ACRA's involvement in the AfriFOODlinks project underscores its dedication to international cooperation and innovation

ACRA is a non-governmental, secular and independent organisation, founded in Milan in 1968 and committed for over fifty years to international cooperation, the protection of human rights and the fight against poverty and inequalities. ACRA works together with local communities in Africa and Latin America to guarantee the right of access to food, water, education, energy; to protect the environment; and to support inclusive and lasting growth by valuing local talents and promoting gender equality. In Europe and Italy it promotes a culture of dialogue, integration, intercultural exchange and solidarity and implements projects to combat gender violence and fight climate change. ACRA organises global citizenship education activities for schools and young people and is committed to promoting agricultural models and sustainable consumption practices.

Recently, ACRA has been actively engaged in EU-funded Horizon projects, furthering its mission by exploring and applying innovative approaches to complex global challenges. As an NGO, we have realised the importance of research, of testing innovative pilot projects on a small scale and of developing different types of partnerships. This allows us to improve our intervention techniques and to carry out a process of self-reflection to review our approach to the issues we are working on.

Contributing with our knowledge and learning from others

ACRA’s extensive work on food security in the Sahel region and its consolidated partnership with the secretariat of the Milan Urban Food Policy Pact, have positioned us as key contributors to the AfriFOODlinks project.

This project enabled us to collaborate with universities, municipalities, and associations across several cities, facilitating a fruitful horizontal exchange of practices and knowledge essential for innovation and improvement. We have tested new participatory problem analysis methods, conducted baseline studies, and mapped key actors in the entrepreneurial ecosystems of five AfriFOODlinks Hub Cities: Cape Town (South Africa), Kisumu (Kenya), Mbale (Uganda), Ouagadougou (Burkina Faso), and Tunis (Tunisia).

During this time, we tried out new ways to analyse problems together with the communities. First, we created a solid foundation by identifying and mapping the key players involved, which is crucial for any development project. In each AfriFOODlinks hub city, we worked with a diverse group of people who shared a common interest in understanding the challenges and dynamics of their local environments. This collaboration allowed us to gather different perspectives and information.

We combined data from questionnaires with insights from researchers and feedback from local associations and representatives involved in the food supply chain. This helped us create a detailed map of the entrepreneurial ecosystems in the five Hub Cities.

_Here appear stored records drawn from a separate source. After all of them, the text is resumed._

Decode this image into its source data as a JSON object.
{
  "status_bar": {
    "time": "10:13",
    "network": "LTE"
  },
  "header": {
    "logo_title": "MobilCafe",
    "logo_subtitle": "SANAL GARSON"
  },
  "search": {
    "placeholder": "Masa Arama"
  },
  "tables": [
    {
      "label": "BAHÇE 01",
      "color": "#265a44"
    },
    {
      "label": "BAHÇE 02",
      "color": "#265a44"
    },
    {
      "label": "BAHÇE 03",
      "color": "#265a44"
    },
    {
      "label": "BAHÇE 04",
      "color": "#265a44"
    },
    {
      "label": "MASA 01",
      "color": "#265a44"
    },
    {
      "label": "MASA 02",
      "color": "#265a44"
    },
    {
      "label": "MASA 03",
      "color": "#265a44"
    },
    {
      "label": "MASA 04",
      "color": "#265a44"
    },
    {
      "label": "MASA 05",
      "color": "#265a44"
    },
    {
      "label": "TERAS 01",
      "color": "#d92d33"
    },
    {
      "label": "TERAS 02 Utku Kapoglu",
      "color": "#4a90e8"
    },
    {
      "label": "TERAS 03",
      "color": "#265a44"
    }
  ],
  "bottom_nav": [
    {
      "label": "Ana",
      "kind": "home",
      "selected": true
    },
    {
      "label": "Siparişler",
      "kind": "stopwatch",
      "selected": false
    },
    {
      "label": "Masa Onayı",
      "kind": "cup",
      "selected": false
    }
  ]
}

This groundwork is essential for reflecting on how to support small and medium enterprises in these cities, and to promote job opportunities for youth and women. By understanding the needs of traders, small producers, retailers, women processing agricultural products, and young job seekers, we were able to see the importance of these entrepreneurial ecosystems, their deep cultural ties, and the need to address them in a collaborative and organised way.

Our findings

Our analysis revealed significant differences among the entrepreneurial ecosystems of these cities. For instance, Cape Town grapples with the dominance of large retailers in the food supply chain, while Tunis faces bureaucratic challenges for small entrepreneurs. Kisumu and Mbale need better coordination of small production entities, whereas Ouagadougou requires infrastructure and training enhancements. These insights will guide our support for small and medium enterprises in addressing their specific challenges.

These specificities have emerged more clearly as the different cities interacted with and compared each other’s cases. As the project now moves towards implementing solutions to the identified needs and problems, this exercise will help us support small and medium enterprises tackling the issues of each individual context. Preparing for the practical phase, including enterprise incubators, we are optimistic about the outcomes of this collective effort.

What it means working on AfriFOODlinks

Despite my involvement being primarily online, the richness of the exchanges and the effective data collection have provided not only a profound understanding of the specificities of each city, but especially solid and sincere relationships with the people involved. For me personally, and for ACRA, this experience is invaluable, enhancing our skills and informing future projects.

After online validation of our findings, we were thrilled to see our work become the foundation for productive discussions with the participating cities. These in-depth analyses have set the stage for the next, more hands-on phase of the project, where we’ll tackle the needs and issues identified through our interactions.

Being part of this collaborative process, engaging with so many diverse voices, has been eye-opening. We’ve gained a deep understanding of the complexities surrounding urban food systems and discovered numerous ways to enhance the entrepreneurial landscapes in these cities. It’s exciting to think about the ideas and projects that have emerged from this long collective journey and to see how they will unfold and make a real impact.